Часть третья. Менталист

Сначала показалось, что все замедлилось, но потом стало понятно, что все просто остановилось: машины, птицы, люди, двери в отъезжающем автобусе, женщина, пытающаяся в него войти. Даже листья тополя и пыль, задуваемые ветром на остановку, замерли. Это было невероятно: весь видимый до горизонта мир, словно в современном кино, остановился на очередном кадре.

Джон помотал головой и от удивления протер глаза, он даже подошел к пытавшейся залезть в автобус женщине и тронул ее, но – ничего, никакой реакции. Он попробовал потянуть ее за руку, но она была неподвижна, точно вылитая из металла.

«Какая неестественная прочность», – подумал он и попробовал взять листик, застывший в воздухе перед машиной, но и это оказалось невозможным. Шутки ради он попытался на него встать, и каково было удивление, когда хрупкий с виду листочек даже не прогнулся под его весом.

– И что теперь? Что произошло с миром? – сказал он, спрыгнув на землю.

Он шел и рассматривал прохожих по пути домой – единственное занятие, которое пришло в голову в такой необычной ситуации. Мир остановился, когда он пребывал на автобусной остановке напротив работы. Джон Тофи работал актером в городском театре. В свои сорок пять лет он чертовски плохо выглядел: желтые от никотина зубы, землистого цвета лицо, нисходящие синяки под глазами от недосыпания и злоупотребления алкоголем, безразличный взгляд, каштановые с сединой короткостриженные волосы и непрерывный тремор рук. Для актерского ремесла его внешний вид был неприемлем, ну разве что играть в гриме на детских спектаклях.

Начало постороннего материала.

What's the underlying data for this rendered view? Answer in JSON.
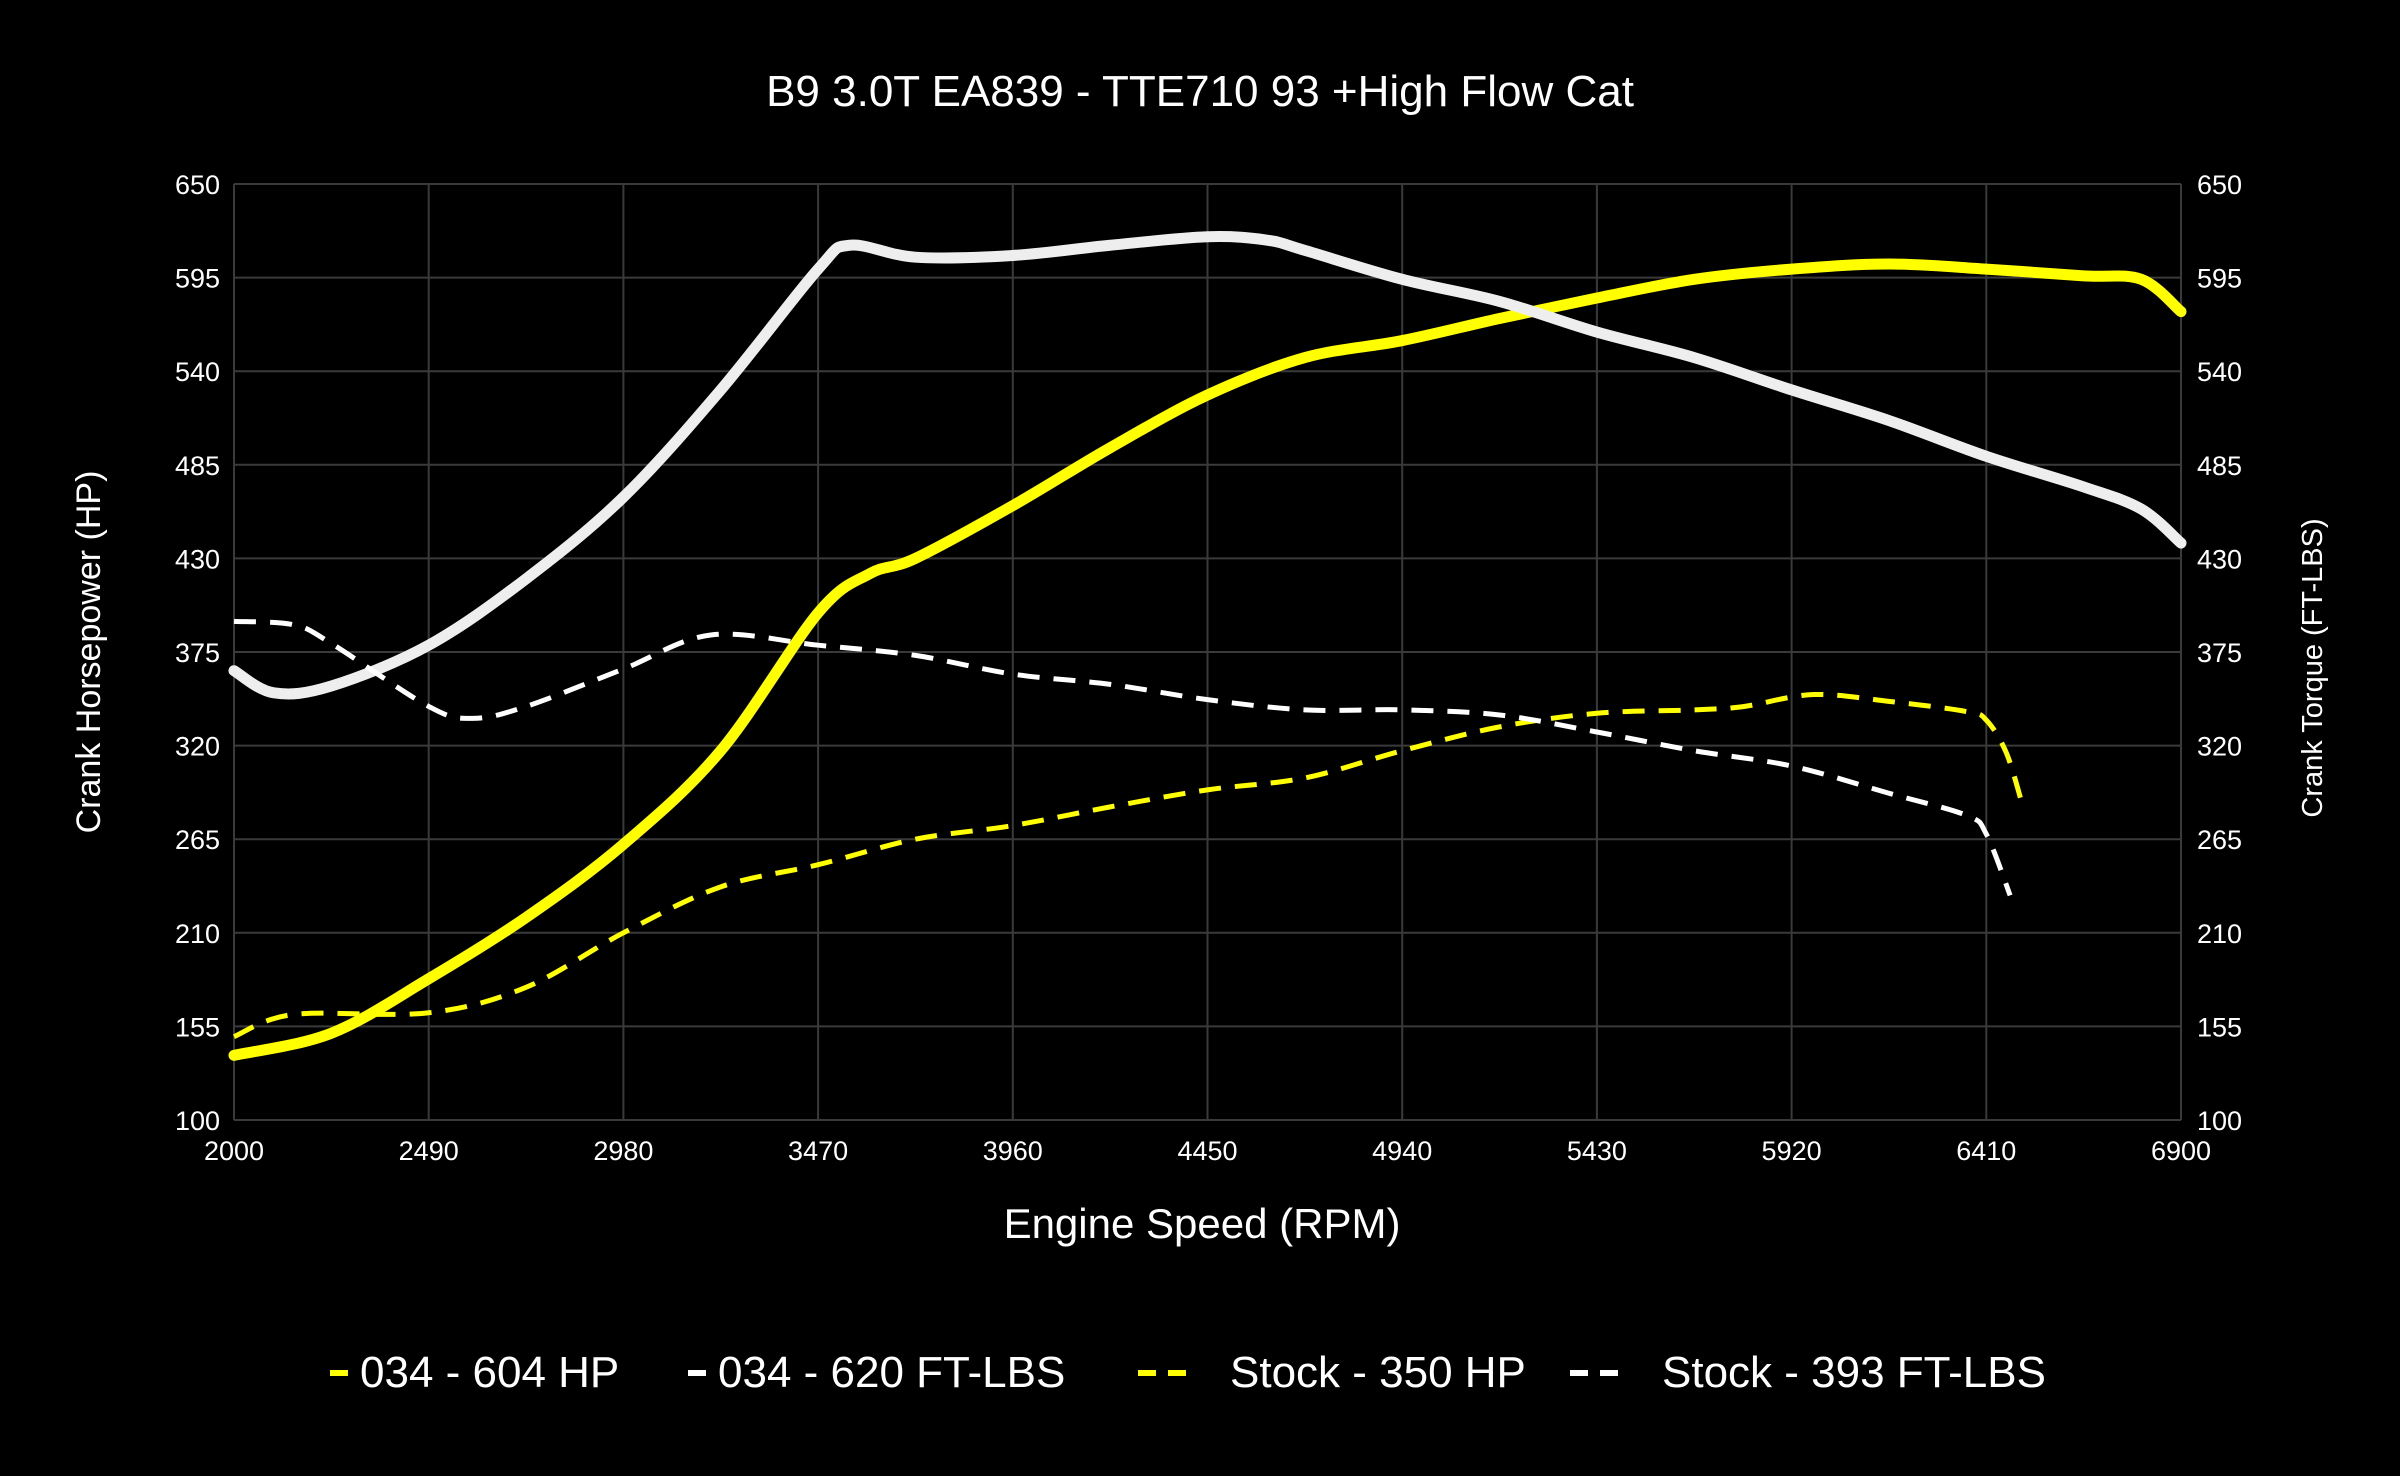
{
  "chart_data": {
    "type": "line",
    "title": "B9 3.0T EA839 - TTE710 93 +High Flow Cat",
    "xlabel": "Engine Speed (RPM)",
    "ylabel": "Crank Horsepower (HP)",
    "y2label": "Crank Torque (FT-LBS)",
    "xlim": [
      2000,
      6900
    ],
    "ylim": [
      100,
      650
    ],
    "y2lim": [
      100,
      650
    ],
    "x_ticks": [
      "2000",
      "2490",
      "2980",
      "3470",
      "3960",
      "4450",
      "4940",
      "5430",
      "5920",
      "6410",
      "6900"
    ],
    "y_ticks": [
      "100",
      "155",
      "210",
      "265",
      "320",
      "375",
      "430",
      "485",
      "540",
      "595",
      "650"
    ],
    "grid": true,
    "legend_position": "bottom",
    "background": "#000000",
    "series": [
      {
        "name": "034 - 604 HP",
        "color": "#ffff00",
        "style": "solid",
        "axis": "left",
        "x": [
          2000,
          2245,
          2490,
          2735,
          2980,
          3225,
          3470,
          3600,
          3715,
          3960,
          4205,
          4450,
          4695,
          4940,
          5185,
          5430,
          5675,
          5920,
          6165,
          6410,
          6655,
          6800,
          6900
        ],
        "y": [
          138,
          151,
          183,
          219,
          262,
          317,
          398,
          421,
          430,
          461,
          495,
          526,
          548,
          558,
          571,
          583,
          594,
          600,
          603,
          600,
          596,
          594,
          575
        ]
      },
      {
        "name": "034 - 620 FT-LBS",
        "color": "#eeeeee",
        "style": "solid",
        "axis": "right",
        "x": [
          2000,
          2100,
          2245,
          2490,
          2735,
          2980,
          3225,
          3470,
          3550,
          3715,
          3960,
          4205,
          4450,
          4600,
          4695,
          4940,
          5185,
          5430,
          5675,
          5920,
          6165,
          6410,
          6655,
          6800,
          6900
        ],
        "y": [
          364,
          351,
          355,
          379,
          418,
          466,
          529,
          600,
          614,
          607,
          608,
          614,
          619,
          617,
          611,
          594,
          581,
          563,
          548,
          529,
          511,
          490,
          472,
          459,
          439
        ]
      },
      {
        "name": "Stock - 350 HP",
        "color": "#ffff00",
        "style": "dashed",
        "axis": "left",
        "x": [
          2000,
          2150,
          2490,
          2735,
          2980,
          3225,
          3470,
          3715,
          3960,
          4205,
          4450,
          4695,
          4940,
          5185,
          5430,
          5675,
          5800,
          5975,
          6165,
          6360,
          6410,
          6460,
          6500
        ],
        "y": [
          149,
          162,
          163,
          178,
          210,
          237,
          250,
          265,
          273,
          284,
          294,
          301,
          317,
          331,
          339,
          341,
          343,
          350,
          346,
          340,
          335,
          316,
          286
        ]
      },
      {
        "name": "Stock - 393 FT-LBS",
        "color": "#ffffff",
        "style": "dashed",
        "axis": "right",
        "x": [
          2000,
          2150,
          2245,
          2490,
          2600,
          2735,
          2980,
          3200,
          3470,
          3715,
          3960,
          4205,
          4450,
          4695,
          4940,
          5185,
          5430,
          5675,
          5920,
          6165,
          6360,
          6410,
          6470
        ],
        "y": [
          393,
          391,
          380,
          343,
          336,
          343,
          365,
          385,
          379,
          373,
          362,
          356,
          347,
          341,
          341,
          338,
          328,
          317,
          308,
          292,
          279,
          268,
          232
        ]
      }
    ]
  }
}
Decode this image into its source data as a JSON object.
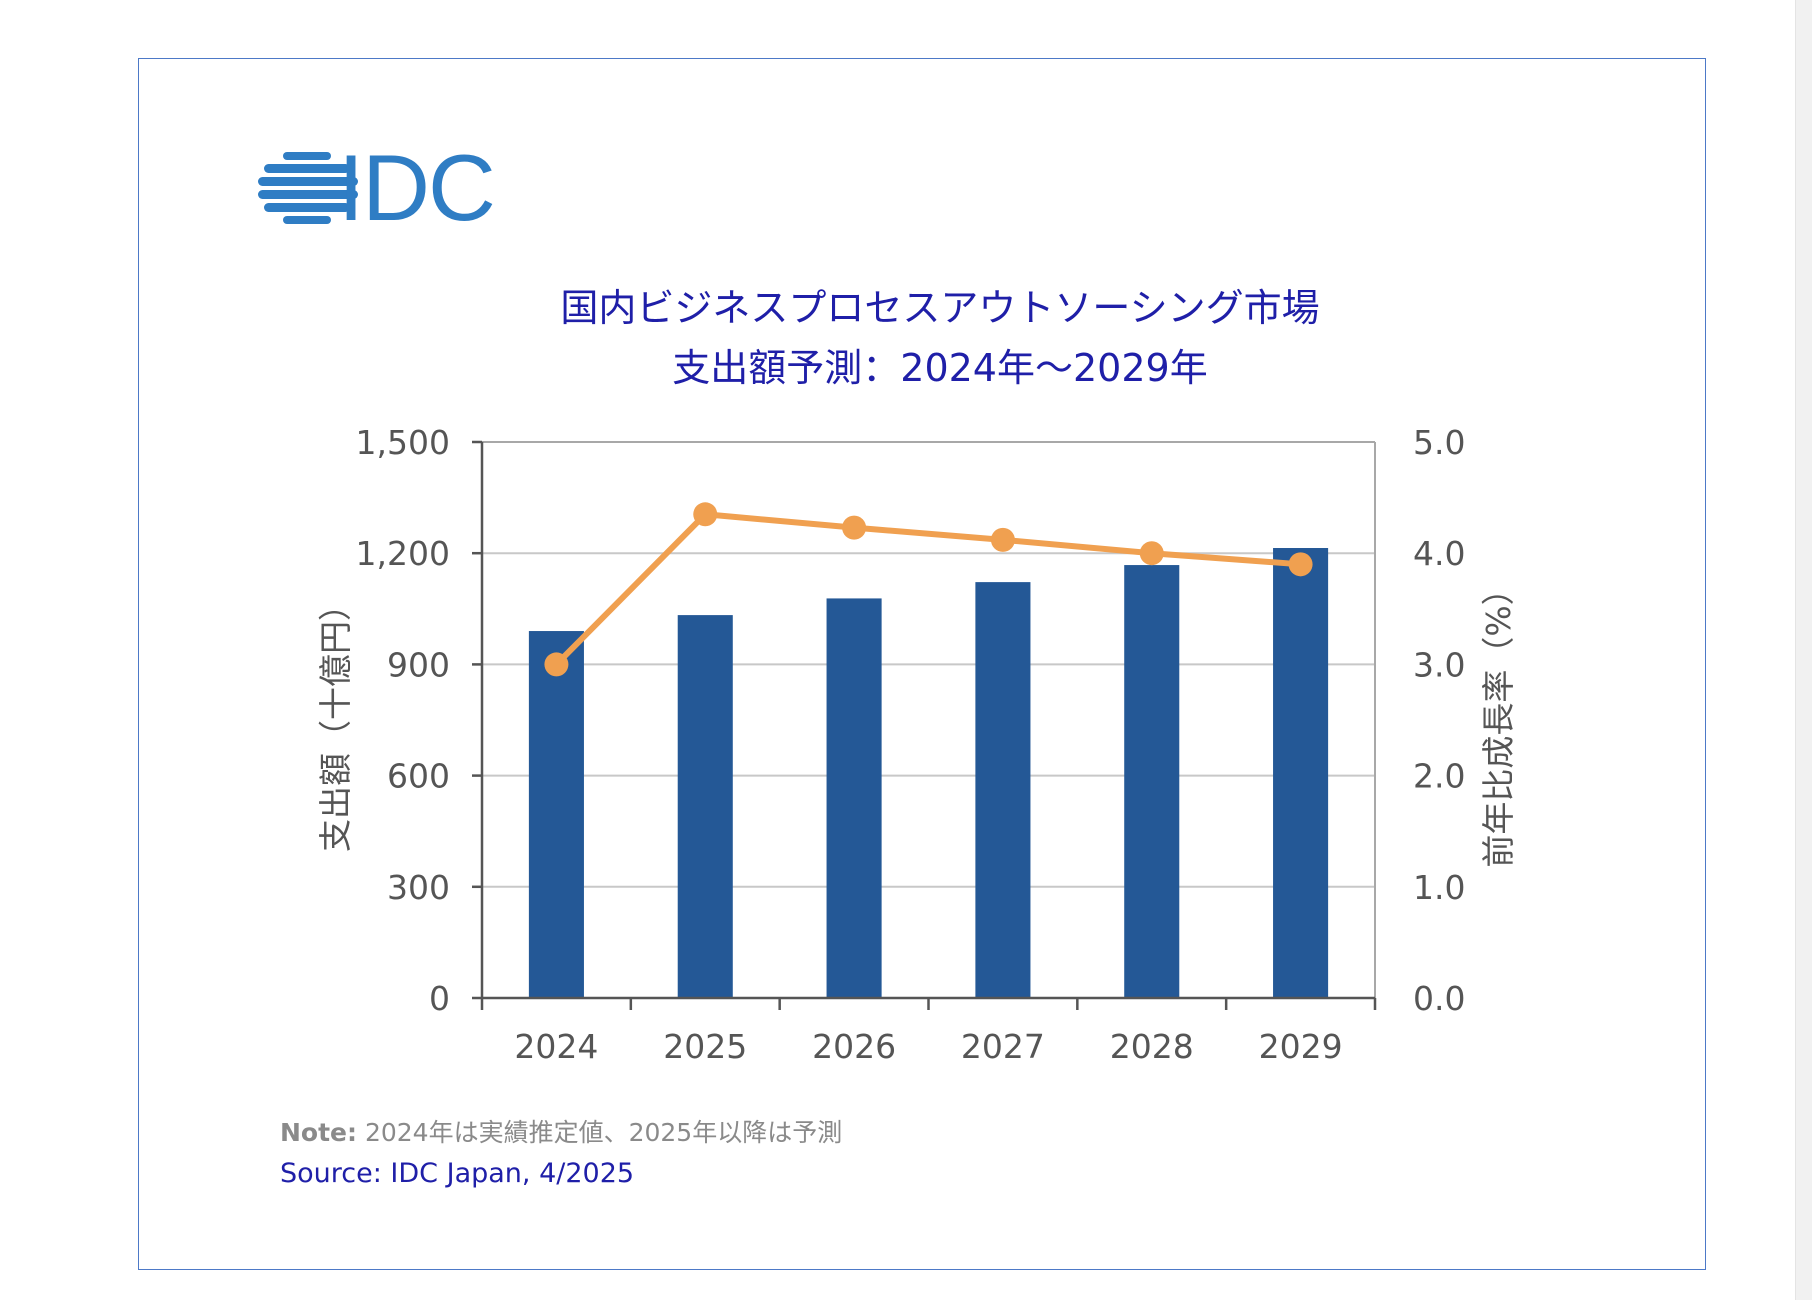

В самом начале карьеры Джон Тофи снялся в парочке эпизодов и умудрился навсегда поссориться с одним влиятельным продюсером, уведя у того жену. Остальные двадцать пять лет трудовой деятельности ему пришлось провести в маленьком провинциальном театре. Первый брак распался через два месяца жизни в провинциальном городке, а второй начался, когда Джону исполнилось сорок два года. Молоденькая актриса убедила спивающегося господина Тофи, что в сорок жизнь только начинается и его карьера еще может сделать крутое пике на пути к славе. Хотя за кулисами поговаривали о материальном интересе девушки: Джонатану от родителей досталась трехкомнатная квартира в центре города. Но это, как говорится, было их личным делом.

До дома Джон добрался быстро. Дверь в подъезд оказалась распахнута: курьер, доставляющий пиццу, замер в минуту ее открывания, и на лестничной площадке Джонатан застал свою супругу, целующую в губы коллегу и друга. Тот сегодня утром отпросился по состоянию здоровья с репетиции. Они так и замерли: на ней шелковый халат на голое тело, а он с улыбкой держит ее за бедра и целует на прощание.

Джон с силой ударил друга, но кроме дикой боли в кулаке ничего не последовало. Даже одежда на «друге» не помялась от удара.

– Вот тварь! – ругался он и бил то жену, то бывшего товарища. – Грязная похотливая тварь!

Разбив кулаки до глубоких ран, он сел на пол подъезда. Крови не было. А ранки тут же стали затягиваться.

– Да что же такое со мной произошло?

Очень странный по физическим меркам мир: все, что имело форму и объем, было неимоверно твердым, его собственная одежда в складках и вмятинах была монолитной, но одновременно с тем двигаться он мог. Джонатан попробовал залезть в карман за ключами, но не смог просунуть руку. Пиджак, брюки, сорочка и туфли стали продолжением кожи.

Он попробовал заорать в надежде, что ему станет легче. Но звук не давал эха, словно Джон пребывал в открытом поле. Воздух казался недвижимым – ни малейшего колыхания. А когда Джон стал прислушиваться к своему организму, то понял, что не дышит, а сердце его не бьется. Невозможно было моргать и плеваться, во рту не было слюны. В его теле вообще отсутствовала жидкость, только кости, мышцы и кожа. Размышления привели Джона к единственно разумному выводу: это была смерть, а мир вокруг – то, что ожидает нас после гибели.